Online shopping in general isn't killing the great American mall, Amazon.com is — singlehandedly so. The Internet retailer sells more stuff online than its 12 biggest competitors combined, all of which move an incredibly tiny amount of stuff through their online storefronts, according to new documents from the Securities and Exchange Commission obtained by The Wall Street Journal's Shelly Banji and Paul Ziobro. Companies like Target, Wal-Mart, and PetSmart have all reported huge growth rates in their online sales, but only because their businesses are growing from very small figures. In absolute numbers, the figures from the Journal are paltry:
- "Web-based sales contributed 0.1 to 0.2 percentage point to Wal-Mart's 2.4% increase in U.S. comparable-store sales in fiscal 2013 and 1.6% increase in fiscal 2012, Wal-Mart told the SEC in July."
- "A Target spokesman said that the retailer tells investors online sales currently make up less than 2% of its $73 billion in overall sales."
- "A PetSmart spokeswoman said the chain considers e-commerce a growth opportunity but because it currently represents less than 1% of its sales, it isn't a material part of the company's business."

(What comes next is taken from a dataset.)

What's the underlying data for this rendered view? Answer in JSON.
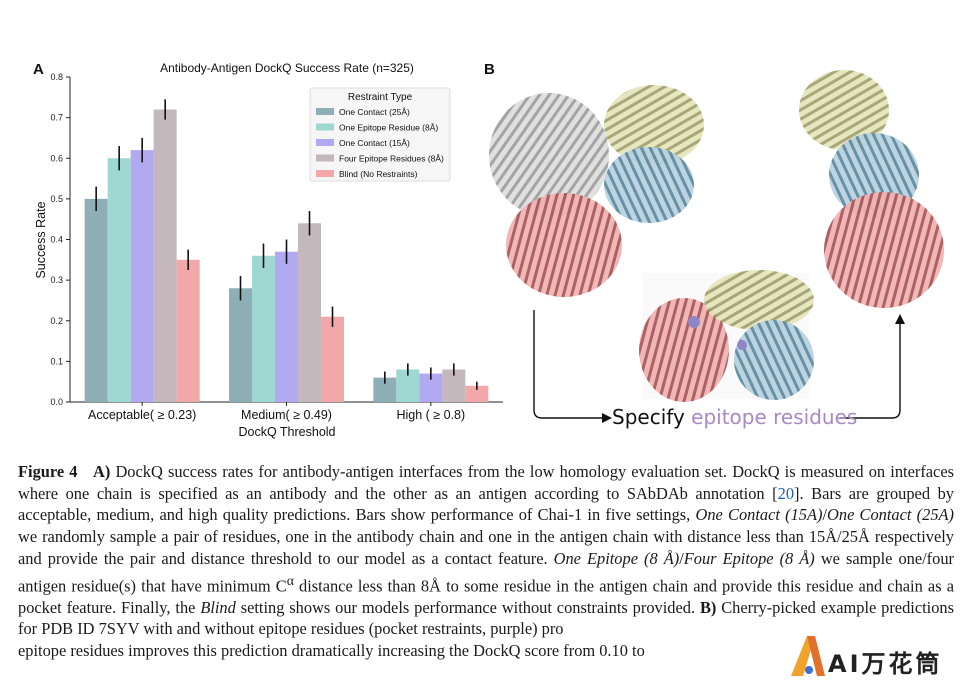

- Fifth & Pacific, which owns the Juicy Couture, Kate Spade, and Lucky, said "online sales contributed several points of growth in overall sales at Kate Spade, they made much less of an impact at Juicy Couture and Lucky."
Online shopping still only makes up a minority of total retails sales — well over 90 percent of them happen in stores, a Forrester analyst told The New York Times last December. But, the trend is growing rapidly — total E-commerce spending increased 15 percent in 2012, according to ComScore data from February 2013 — and the majority of that growth comes from Amazon. "Its 30% increase in North American sales in the second quarter outstripped the overall e-commerce market and some competitors as well," notes the Journal.
Amazon's dominance has much to do with its inventory. Its most popular items aren't (generally) things people have to try on, for example. People like to go to the store to browse, feel, and try certain items out. In fact, some online-only retailers, like Warby Parker, have decided to create real-live on the street stores so that its customers can try the merchandise before purchase.
Of course, the Internet-only e-giant has had a leg because of its cheap prices and quick shipping: After all, the overhead of an actual store costs more money than storing things in warehouses, and Amazon also had the benefit of not charging sales tax in many states for a long time. Big box stores are starting to catch up in the price department a little bit: A recent analysis found Best Buy items sold for over 6 percent cheaper than Amazon items, The Wall Street Journal reported earlier this week, and new regulations will force Amazon to charge its customers sales tax.
If all of this leads to the slow erosion of Amazon's web dominance, as most people continue to do their shopping offline, then it begs the question: Will Amazon ever open brick and mortar stores? If its warehouses are any indication, such an endeavor would be a logistical nightmare.